Anyways after this had happened the memories never stopped surging back to me, and this was very atypical since I was never someone who dwelled on the past. At the same time I had continued my diet which involved eating around 1 85% dark chocolate bar a day. The saturated fat and sugar was tolerable in the beginning but after about a few weeks after the memories began surging back to me the dark chocolate began giving me infammation and fatigue. It was more like a wired but tired feeling. I couldn't sleep simply because I didn't feel sleepy but at the same time I felt like I had no energy. What worries me about the dark chocolate is that i may have faciliated greater dysfunction in my liver. Not to mention that the cadmium and copper in it also is worth noting as a potentially dangerous aspect.
As the months went on I dangerously lost more weight, skin got worse almost if it had glycated at an accelerated rate, and not only did I lose interest in exercise but I also couldn't tolerate it. The loss of exercise tolerance wasn't because of not having the available energy but because every exertion, as little as it may have been, made me feel like I was burning up and losing my breath at a faster rate. All of this points to high oxidation and free radical generation DESPITE very little exertion levels. The free radical damage could be seen on my skin.
Today I managed to gain a bit more weight back but the lack of motivation and drive is destroying my life. My libido and arousal is nonexistant and I simply don't feel pleasure from anything anymore. let alone have interest in it. My other symptoms include high blood pressure, high heart rate, and a very directed feeling of tension towards my liver/gut area. These symptoms afflict me everyday and my body is taking a toll when dealing with them.

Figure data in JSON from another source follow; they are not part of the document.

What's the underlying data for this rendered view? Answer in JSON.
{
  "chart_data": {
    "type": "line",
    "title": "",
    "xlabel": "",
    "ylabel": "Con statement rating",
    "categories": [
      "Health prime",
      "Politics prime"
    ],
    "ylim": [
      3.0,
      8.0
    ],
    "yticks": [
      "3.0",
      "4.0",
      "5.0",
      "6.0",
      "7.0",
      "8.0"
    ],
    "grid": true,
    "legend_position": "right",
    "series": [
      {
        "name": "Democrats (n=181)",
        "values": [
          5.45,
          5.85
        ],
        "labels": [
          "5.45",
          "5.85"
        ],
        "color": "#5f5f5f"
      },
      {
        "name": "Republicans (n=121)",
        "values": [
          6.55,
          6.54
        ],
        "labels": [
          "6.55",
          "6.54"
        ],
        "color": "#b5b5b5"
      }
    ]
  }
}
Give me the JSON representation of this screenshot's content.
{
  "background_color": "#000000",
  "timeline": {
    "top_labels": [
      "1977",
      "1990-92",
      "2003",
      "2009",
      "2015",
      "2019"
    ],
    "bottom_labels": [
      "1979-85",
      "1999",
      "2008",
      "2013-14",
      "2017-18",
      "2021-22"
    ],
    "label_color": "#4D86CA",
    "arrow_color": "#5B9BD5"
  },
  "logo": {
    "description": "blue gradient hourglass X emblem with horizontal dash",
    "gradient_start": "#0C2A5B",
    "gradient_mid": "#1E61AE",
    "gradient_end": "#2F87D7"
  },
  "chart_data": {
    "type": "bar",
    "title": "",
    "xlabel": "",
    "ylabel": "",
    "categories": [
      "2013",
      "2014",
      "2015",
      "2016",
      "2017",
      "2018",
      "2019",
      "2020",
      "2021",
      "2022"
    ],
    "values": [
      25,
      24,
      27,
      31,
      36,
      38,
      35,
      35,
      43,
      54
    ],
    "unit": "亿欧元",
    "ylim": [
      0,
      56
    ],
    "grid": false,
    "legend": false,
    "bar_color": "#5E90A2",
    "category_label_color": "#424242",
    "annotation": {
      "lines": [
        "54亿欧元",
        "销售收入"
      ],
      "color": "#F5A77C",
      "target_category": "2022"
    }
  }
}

I'm worried about liver failure here as all of my symptoms and inflammation coming from my liver area point to it. At the same time I'm also quite worried that the daily dark chocolate could have given me copper, lead, and cadmium poisening seeing how many brands have been found with high levels of them.
http://naturalsociet...te-brands-6983/
Another side note, I seem to have my sense of urgency and willpower come back to me every single time I go out for a night of drinking. Seems as though the NMDA/glutmamte receptors are being upregulated and now I get my energy to accomplish tasks. Unfortunately this is short lived and only lasts a few days.
I really hope I can get back my motivation, drive, and pleasure back in my daily activities.